Behind us, Reagan cleared his throat, He said, “I’ll give this much of the list to the operator. He can get it on the ether right after midperiod.” He went out and shut the door behind him.

Michaelina seemed to move a little closer. We were both looking out the window at Placet rushing toward us. She said, “Beautiful, isn’t it, Phil?”

“Yes,” I said. But I turned, and I was looking at her face as I said it. Then—I hadn’t meant to—I kissed her.

I went back, and sat down at my desk, She said, “Phil, what’s the matter? You haven’t got a wife and six kids hidden away somewhere, or something, have you? You were single when I had a crush on you at Earth Polytech—and I waited five years to get over it and didn’t, and finally wangled a job on Placet just to—Do I have to do the proposing?”

I groaned. I didn’t look at her. I said, “Mike, I’m nuts about you. But—just before you came, I sent a two-word radiotype to Earth. It said, ‘I quit.’ So I’ve got to leave Placet on this shuttle of the Ark, and I doubt if I can even get a teaching job, now that I’ve got Earth Center down on me, and—”

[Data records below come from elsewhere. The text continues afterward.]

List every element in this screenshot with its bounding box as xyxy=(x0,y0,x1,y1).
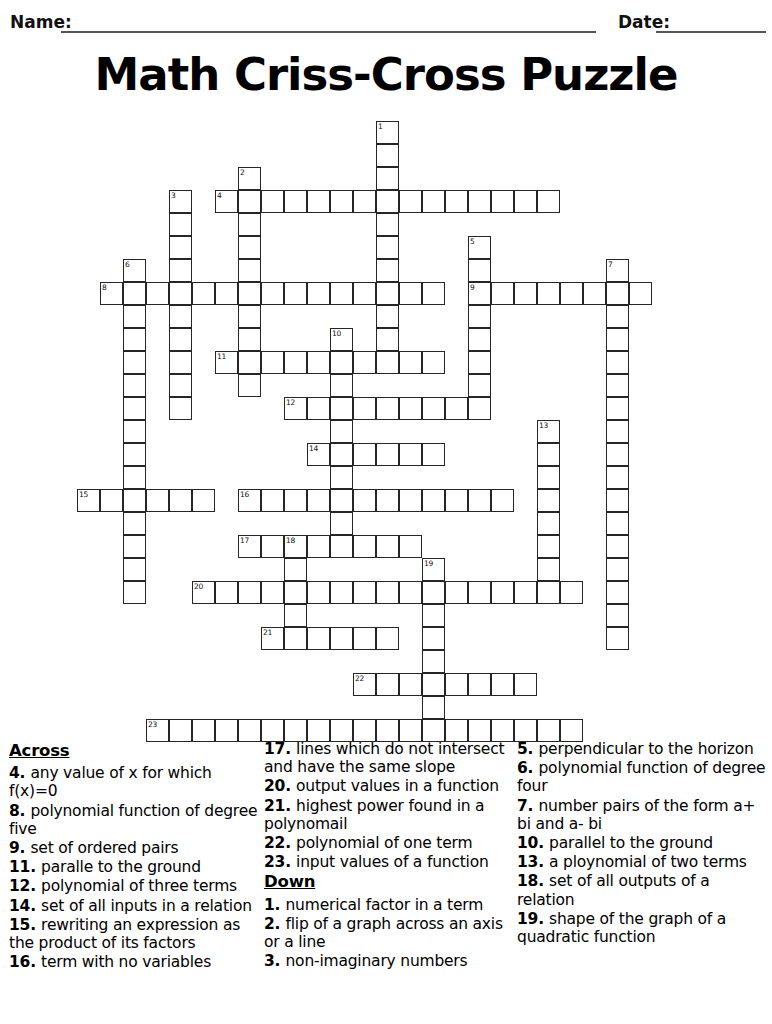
grid-cell-r24c13[interactable] xyxy=(376,673,399,696)
grid-cell-r16c7[interactable]: 16 xyxy=(238,489,261,512)
grid-cell-r11c11[interactable] xyxy=(330,374,353,397)
grid-cell-r16c0[interactable]: 15 xyxy=(77,489,100,512)
grid-cell-r26c21[interactable] xyxy=(560,719,583,742)
clue-23: 23. input values of a function xyxy=(264,853,512,871)
grid-cell-r12c4[interactable] xyxy=(169,397,192,420)
grid-cell-r1c13[interactable] xyxy=(376,144,399,167)
grid-cell-r3c15[interactable] xyxy=(422,190,445,213)
grid-cell-r14c14[interactable] xyxy=(399,443,422,466)
grid-cell-r7c23[interactable] xyxy=(606,282,629,305)
grid-cell-r20c8[interactable] xyxy=(261,581,284,604)
clue-number-label: 23 xyxy=(148,720,157,729)
grid-cell-r7c19[interactable] xyxy=(514,282,537,305)
grid-cell-r20c12[interactable] xyxy=(353,581,376,604)
grid-cell-r18c2[interactable] xyxy=(123,535,146,558)
grid-cell-r20c14[interactable] xyxy=(399,581,422,604)
clue-number-label: 5 xyxy=(470,237,474,246)
grid-cell-r7c5[interactable] xyxy=(192,282,215,305)
grid-cell-r3c19[interactable] xyxy=(514,190,537,213)
grid-cell-r16c4[interactable] xyxy=(169,489,192,512)
grid-cell-r21c9[interactable] xyxy=(284,604,307,627)
grid-cell-r18c9[interactable]: 18 xyxy=(284,535,307,558)
grid-cell-r14c11[interactable] xyxy=(330,443,353,466)
grid-cell-r16c2[interactable] xyxy=(123,489,146,512)
grid-cell-r19c2[interactable] xyxy=(123,558,146,581)
grid-cell-r20c16[interactable] xyxy=(445,581,468,604)
grid-cell-r6c13[interactable] xyxy=(376,259,399,282)
grid-cell-r16c23[interactable] xyxy=(606,489,629,512)
grid-cell-r12c12[interactable] xyxy=(353,397,376,420)
grid-cell-r8c17[interactable] xyxy=(468,305,491,328)
clue-number-label: 10 xyxy=(332,329,341,338)
grid-cell-r11c23[interactable] xyxy=(606,374,629,397)
clue-10: 10. parallel to the ground xyxy=(517,834,769,852)
grid-cell-r26c4[interactable] xyxy=(169,719,192,742)
grid-cell-r13c23[interactable] xyxy=(606,420,629,443)
clue-21: 21. highest power found in a polynomail xyxy=(264,797,512,833)
clue-13: 13. a ploynomial of two terms xyxy=(517,853,769,871)
grid-cell-r7c8[interactable] xyxy=(261,282,284,305)
grid-cell-r26c16[interactable] xyxy=(445,719,468,742)
clue-15: 15. rewriting an expression as the produ… xyxy=(9,916,259,952)
grid-cell-r20c21[interactable] xyxy=(560,581,583,604)
grid-cell-r7c18[interactable] xyxy=(491,282,514,305)
grid-cell-r6c23[interactable]: 7 xyxy=(606,259,629,282)
grid-cell-r2c7[interactable]: 2 xyxy=(238,167,261,190)
grid-cell-r7c10[interactable] xyxy=(307,282,330,305)
clue-number-label: 22 xyxy=(355,674,364,683)
grid-cell-r12c11[interactable] xyxy=(330,397,353,420)
grid-cell-r16c17[interactable] xyxy=(468,489,491,512)
grid-cell-r9c7[interactable] xyxy=(238,328,261,351)
grid-cell-r19c23[interactable] xyxy=(606,558,629,581)
clue-number-label: 9 xyxy=(470,283,474,292)
clue-11: 11. paralle to the ground xyxy=(9,858,259,876)
grid-cell-r14c12[interactable] xyxy=(353,443,376,466)
grid-cell-r10c15[interactable] xyxy=(422,351,445,374)
grid-cell-r15c11[interactable] xyxy=(330,466,353,489)
grid-cell-r26c5[interactable] xyxy=(192,719,215,742)
grid-cell-r8c13[interactable] xyxy=(376,305,399,328)
grid-cell-r10c13[interactable] xyxy=(376,351,399,374)
grid-cell-r16c9[interactable] xyxy=(284,489,307,512)
grid-cell-r14c23[interactable] xyxy=(606,443,629,466)
crossword-grid: 1234567891011121314151617181920212223 xyxy=(77,121,652,742)
grid-cell-r10c17[interactable] xyxy=(468,351,491,374)
grid-cell-r26c19[interactable] xyxy=(514,719,537,742)
grid-cell-r16c18[interactable] xyxy=(491,489,514,512)
grid-cell-r6c17[interactable] xyxy=(468,259,491,282)
grid-cell-r3c7[interactable] xyxy=(238,190,261,213)
grid-cell-r16c5[interactable] xyxy=(192,489,215,512)
clue-number-label: 15 xyxy=(79,490,88,499)
grid-cell-r16c1[interactable] xyxy=(100,489,123,512)
grid-cell-r20c13[interactable] xyxy=(376,581,399,604)
grid-cell-r20c5[interactable]: 20 xyxy=(192,581,215,604)
grid-cell-r7c14[interactable] xyxy=(399,282,422,305)
grid-cell-r20c17[interactable] xyxy=(468,581,491,604)
grid-cell-r18c13[interactable] xyxy=(376,535,399,558)
grid-cell-r9c23[interactable] xyxy=(606,328,629,351)
grid-cell-r6c4[interactable] xyxy=(169,259,192,282)
grid-cell-r10c9[interactable] xyxy=(284,351,307,374)
grid-cell-r24c12[interactable]: 22 xyxy=(353,673,376,696)
grid-cell-r3c11[interactable] xyxy=(330,190,353,213)
clue-number-label: 2 xyxy=(240,168,244,177)
grid-cell-r24c19[interactable] xyxy=(514,673,537,696)
grid-cell-r21c15[interactable] xyxy=(422,604,445,627)
grid-cell-r13c2[interactable] xyxy=(123,420,146,443)
grid-cell-r10c7[interactable] xyxy=(238,351,261,374)
grid-cell-r7c15[interactable] xyxy=(422,282,445,305)
grid-cell-r7c17[interactable]: 9 xyxy=(468,282,491,305)
grid-cell-r3c10[interactable] xyxy=(307,190,330,213)
clue-number-label: 20 xyxy=(194,582,203,591)
grid-cell-r8c23[interactable] xyxy=(606,305,629,328)
grid-cell-r12c16[interactable] xyxy=(445,397,468,420)
grid-cell-r9c17[interactable] xyxy=(468,328,491,351)
grid-cell-r20c23[interactable] xyxy=(606,581,629,604)
grid-cell-r22c9[interactable] xyxy=(284,627,307,650)
clue-2: 2. flip of a graph across an axis or a l… xyxy=(264,915,512,951)
grid-cell-r20c10[interactable] xyxy=(307,581,330,604)
grid-cell-r16c10[interactable] xyxy=(307,489,330,512)
grid-cell-r26c10[interactable] xyxy=(307,719,330,742)
grid-cell-r22c23[interactable] xyxy=(606,627,629,650)
clue-9: 9. set of ordered pairs xyxy=(9,839,259,857)
grid-cell-r10c6[interactable]: 11 xyxy=(215,351,238,374)
grid-cell-r16c20[interactable] xyxy=(537,489,560,512)
grid-cell-r22c15[interactable] xyxy=(422,627,445,650)
grid-cell-r20c9[interactable] xyxy=(284,581,307,604)
grid-cell-r7c1[interactable]: 8 xyxy=(100,282,123,305)
grid-cell-r21c23[interactable] xyxy=(606,604,629,627)
grid-cell-r10c8[interactable] xyxy=(261,351,284,374)
grid-cell-r7c3[interactable] xyxy=(146,282,169,305)
grid-cell-r16c14[interactable] xyxy=(399,489,422,512)
grid-cell-r19c9[interactable] xyxy=(284,558,307,581)
grid-cell-r17c11[interactable] xyxy=(330,512,353,535)
grid-cell-r26c7[interactable] xyxy=(238,719,261,742)
grid-cell-r9c11[interactable]: 10 xyxy=(330,328,353,351)
grid-cell-r10c11[interactable] xyxy=(330,351,353,374)
grid-cell-r26c13[interactable] xyxy=(376,719,399,742)
grid-cell-r4c4[interactable] xyxy=(169,213,192,236)
grid-cell-r26c20[interactable] xyxy=(537,719,560,742)
grid-cell-r24c16[interactable] xyxy=(445,673,468,696)
clue-number-label: 13 xyxy=(539,421,548,430)
clue-18: 18. set of all outputs of a relation xyxy=(517,872,769,908)
grid-cell-r10c14[interactable] xyxy=(399,351,422,374)
grid-cell-r16c16[interactable] xyxy=(445,489,468,512)
grid-cell-r7c24[interactable] xyxy=(629,282,652,305)
grid-cell-r10c4[interactable] xyxy=(169,351,192,374)
grid-cell-r26c15[interactable] xyxy=(422,719,445,742)
grid-cell-r3c13[interactable] xyxy=(376,190,399,213)
clue-6: 6. polynomial function of degree four xyxy=(517,759,769,795)
grid-cell-r3c4[interactable]: 3 xyxy=(169,190,192,213)
clue-number-label: 6 xyxy=(125,260,129,269)
grid-cell-r3c12[interactable] xyxy=(353,190,376,213)
grid-cell-r16c11[interactable] xyxy=(330,489,353,512)
clue-number-label: 4 xyxy=(217,191,221,200)
clue-22: 22. polynomial of one term xyxy=(264,834,512,852)
grid-cell-r22c10[interactable] xyxy=(307,627,330,650)
grid-cell-r20c2[interactable] xyxy=(123,581,146,604)
grid-cell-r3c16[interactable] xyxy=(445,190,468,213)
grid-cell-r26c8[interactable] xyxy=(261,719,284,742)
grid-cell-r24c17[interactable] xyxy=(468,673,491,696)
grid-cell-r7c13[interactable] xyxy=(376,282,399,305)
name-label: Name: xyxy=(10,12,72,32)
grid-cell-r14c20[interactable] xyxy=(537,443,560,466)
grid-cell-r10c23[interactable] xyxy=(606,351,629,374)
clue-4: 4. any value of x for which f(x)=0 xyxy=(9,764,259,800)
grid-cell-r20c20[interactable] xyxy=(537,581,560,604)
grid-cell-r18c12[interactable] xyxy=(353,535,376,558)
grid-cell-r7c21[interactable] xyxy=(560,282,583,305)
grid-cell-r22c12[interactable] xyxy=(353,627,376,650)
grid-cell-r7c6[interactable] xyxy=(215,282,238,305)
grid-cell-r15c23[interactable] xyxy=(606,466,629,489)
grid-cell-r12c2[interactable] xyxy=(123,397,146,420)
grid-cell-r24c14[interactable] xyxy=(399,673,422,696)
grid-cell-r11c4[interactable] xyxy=(169,374,192,397)
grid-cell-r8c4[interactable] xyxy=(169,305,192,328)
grid-cell-r14c15[interactable] xyxy=(422,443,445,466)
grid-cell-r22c8[interactable]: 21 xyxy=(261,627,284,650)
clue-number-label: 21 xyxy=(263,628,272,637)
clue-number-label: 3 xyxy=(171,191,175,200)
grid-cell-r12c9[interactable]: 12 xyxy=(284,397,307,420)
grid-cell-r16c12[interactable] xyxy=(353,489,376,512)
grid-cell-r3c14[interactable] xyxy=(399,190,422,213)
grid-cell-r17c2[interactable] xyxy=(123,512,146,535)
grid-cell-r7c9[interactable] xyxy=(284,282,307,305)
grid-cell-r7c20[interactable] xyxy=(537,282,560,305)
grid-cell-r12c10[interactable] xyxy=(307,397,330,420)
clue-number-label: 12 xyxy=(286,398,295,407)
grid-cell-r13c20[interactable]: 13 xyxy=(537,420,560,443)
grid-cell-r12c13[interactable] xyxy=(376,397,399,420)
clue-1: 1. numerical factor in a term xyxy=(264,896,512,914)
grid-cell-r20c18[interactable] xyxy=(491,581,514,604)
grid-cell-r3c8[interactable] xyxy=(261,190,284,213)
grid-cell-r26c18[interactable] xyxy=(491,719,514,742)
grid-cell-r8c7[interactable] xyxy=(238,305,261,328)
grid-cell-r16c8[interactable] xyxy=(261,489,284,512)
clue-number-label: 19 xyxy=(424,559,433,568)
grid-cell-r15c2[interactable] xyxy=(123,466,146,489)
grid-cell-r0c13[interactable]: 1 xyxy=(376,121,399,144)
grid-cell-r5c13[interactable] xyxy=(376,236,399,259)
grid-cell-r18c7[interactable]: 17 xyxy=(238,535,261,558)
grid-cell-r18c20[interactable] xyxy=(537,535,560,558)
clue-12: 12. polynomial of three terms xyxy=(9,877,259,895)
clue-number-label: 18 xyxy=(286,536,295,545)
worksheet-page: Name: Date: Math Criss-Cross Puzzle 1234… xyxy=(0,0,772,1024)
grid-cell-r26c17[interactable] xyxy=(468,719,491,742)
grid-cell-r12c15[interactable] xyxy=(422,397,445,420)
clue-number-label: 1 xyxy=(378,122,382,131)
clues-column-1: Across4. any value of x for which f(x)=0… xyxy=(9,740,259,972)
grid-cell-r16c15[interactable] xyxy=(422,489,445,512)
clue-number-label: 16 xyxy=(240,490,249,499)
grid-cell-r3c9[interactable] xyxy=(284,190,307,213)
grid-cell-r12c23[interactable] xyxy=(606,397,629,420)
grid-cell-r11c2[interactable] xyxy=(123,374,146,397)
grid-cell-r5c7[interactable] xyxy=(238,236,261,259)
grid-cell-r9c2[interactable] xyxy=(123,328,146,351)
clue-17: 17. lines which do not intersect and hav… xyxy=(264,740,512,776)
grid-cell-r26c9[interactable] xyxy=(284,719,307,742)
clues-column-2: 17. lines which do not intersect and hav… xyxy=(264,740,512,971)
grid-cell-r25c15[interactable] xyxy=(422,696,445,719)
grid-cell-r18c11[interactable] xyxy=(330,535,353,558)
grid-cell-r5c4[interactable] xyxy=(169,236,192,259)
clue-number-label: 17 xyxy=(240,536,249,545)
grid-cell-r7c2[interactable] xyxy=(123,282,146,305)
grid-cell-r26c14[interactable] xyxy=(399,719,422,742)
grid-cell-r3c6[interactable]: 4 xyxy=(215,190,238,213)
grid-cell-r15c20[interactable] xyxy=(537,466,560,489)
date-field[interactable] xyxy=(656,31,766,33)
grid-cell-r20c15[interactable] xyxy=(422,581,445,604)
grid-cell-r26c11[interactable] xyxy=(330,719,353,742)
grid-cell-r18c10[interactable] xyxy=(307,535,330,558)
grid-cell-r17c23[interactable] xyxy=(606,512,629,535)
clue-16: 16. term with no variables xyxy=(9,953,259,971)
down-clues-header: Down xyxy=(264,873,512,891)
clue-8: 8. polynomial function of degree five xyxy=(9,802,259,838)
clue-number-label: 11 xyxy=(217,352,226,361)
grid-cell-r10c10[interactable] xyxy=(307,351,330,374)
name-field[interactable] xyxy=(61,31,596,33)
grid-cell-r8c2[interactable] xyxy=(123,305,146,328)
grid-cell-r16c3[interactable] xyxy=(146,489,169,512)
grid-cell-r7c22[interactable] xyxy=(583,282,606,305)
grid-cell-r3c18[interactable] xyxy=(491,190,514,213)
grid-cell-r18c23[interactable] xyxy=(606,535,629,558)
grid-cell-r3c17[interactable] xyxy=(468,190,491,213)
grid-cell-r4c13[interactable] xyxy=(376,213,399,236)
grid-cell-r11c7[interactable] xyxy=(238,374,261,397)
grid-cell-r23c15[interactable] xyxy=(422,650,445,673)
grid-cell-r5c17[interactable]: 5 xyxy=(468,236,491,259)
clue-3: 3. non-imaginary numbers xyxy=(264,952,512,970)
grid-cell-r6c2[interactable]: 6 xyxy=(123,259,146,282)
grid-cell-r10c2[interactable] xyxy=(123,351,146,374)
grid-cell-r7c12[interactable] xyxy=(353,282,376,305)
grid-cell-r18c8[interactable] xyxy=(261,535,284,558)
grid-cell-r24c15[interactable] xyxy=(422,673,445,696)
grid-cell-r22c13[interactable] xyxy=(376,627,399,650)
grid-cell-r17c20[interactable] xyxy=(537,512,560,535)
grid-cell-r12c17[interactable] xyxy=(468,397,491,420)
grid-cell-r24c18[interactable] xyxy=(491,673,514,696)
grid-cell-r7c4[interactable] xyxy=(169,282,192,305)
grid-cell-r26c12[interactable] xyxy=(353,719,376,742)
clue-number-label: 7 xyxy=(608,260,612,269)
grid-cell-r18c14[interactable] xyxy=(399,535,422,558)
grid-cell-r6c7[interactable] xyxy=(238,259,261,282)
clue-19: 19. shape of the graph of a quadratic fu… xyxy=(517,910,769,946)
grid-cell-r12c14[interactable] xyxy=(399,397,422,420)
grid-cell-r4c7[interactable] xyxy=(238,213,261,236)
grid-cell-r26c3[interactable]: 23 xyxy=(146,719,169,742)
grid-cell-r14c10[interactable]: 14 xyxy=(307,443,330,466)
grid-cell-r20c11[interactable] xyxy=(330,581,353,604)
clue-5: 5. perpendicular to the horizon xyxy=(517,740,769,758)
grid-cell-r9c13[interactable] xyxy=(376,328,399,351)
grid-cell-r26c6[interactable] xyxy=(215,719,238,742)
clue-20: 20. output values in a function xyxy=(264,777,512,795)
grid-cell-r14c2[interactable] xyxy=(123,443,146,466)
clue-number-label: 14 xyxy=(309,444,318,453)
grid-cell-r20c7[interactable] xyxy=(238,581,261,604)
clue-7: 7. number pairs of the form a+ bi and a-… xyxy=(517,797,769,833)
grid-cell-r16c13[interactable] xyxy=(376,489,399,512)
grid-cell-r10c12[interactable] xyxy=(353,351,376,374)
grid-cell-r3c20[interactable] xyxy=(537,190,560,213)
grid-cell-r7c11[interactable] xyxy=(330,282,353,305)
grid-cell-r7c7[interactable] xyxy=(238,282,261,305)
grid-cell-r19c20[interactable] xyxy=(537,558,560,581)
grid-cell-r14c13[interactable] xyxy=(376,443,399,466)
grid-cell-r20c6[interactable] xyxy=(215,581,238,604)
clue-14: 14. set of all inputs in a relation xyxy=(9,897,259,915)
grid-cell-r2c13[interactable] xyxy=(376,167,399,190)
clues-column-3: 5. perpendicular to the horizon6. polyno… xyxy=(517,740,769,947)
grid-cell-r11c17[interactable] xyxy=(468,374,491,397)
across-clues-header: Across xyxy=(9,742,259,760)
date-label: Date: xyxy=(618,12,670,32)
grid-cell-r22c11[interactable] xyxy=(330,627,353,650)
clue-number-label: 8 xyxy=(102,283,106,292)
grid-cell-r20c19[interactable] xyxy=(514,581,537,604)
grid-cell-r19c15[interactable]: 19 xyxy=(422,558,445,581)
grid-cell-r9c4[interactable] xyxy=(169,328,192,351)
grid-cell-r13c11[interactable] xyxy=(330,420,353,443)
page-title: Math Criss-Cross Puzzle xyxy=(0,48,772,101)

She said, “But, Phil!” and took a step toward me.

There was a knock on the door, Reagan’s knock. I was glad, for once, of the interruption. I called out for him to come in, and he opened the door.

He said, “You told Mike yet, Chief?”

I nodded, glumly.

Reagan grinned. “Good,” he said; “I’ve been busting to tell her. It’ll be swell to see Ike again.”

“Huh?” I said. “Ike who?”

Reagan’s grin faded. He said, “Phil, are you slipping, or something? Don’t you remember giving me the answer to that Earth Center radiotype four days ago, just before Mike got here?”

I stared at him with my mouth open. I hadn’t even read that radiotype, let alone answered it. Had Reagan gone psychopathic, or had I? I remembered shoving it in the drawer of my desk. I jerked open the drawer and pulled it out. My hand shook a little as I read it: REQUEST FOR ADDITIONAL ASSISTANT GRANTED. WHOM DO YOU WANT FOR THE JOB?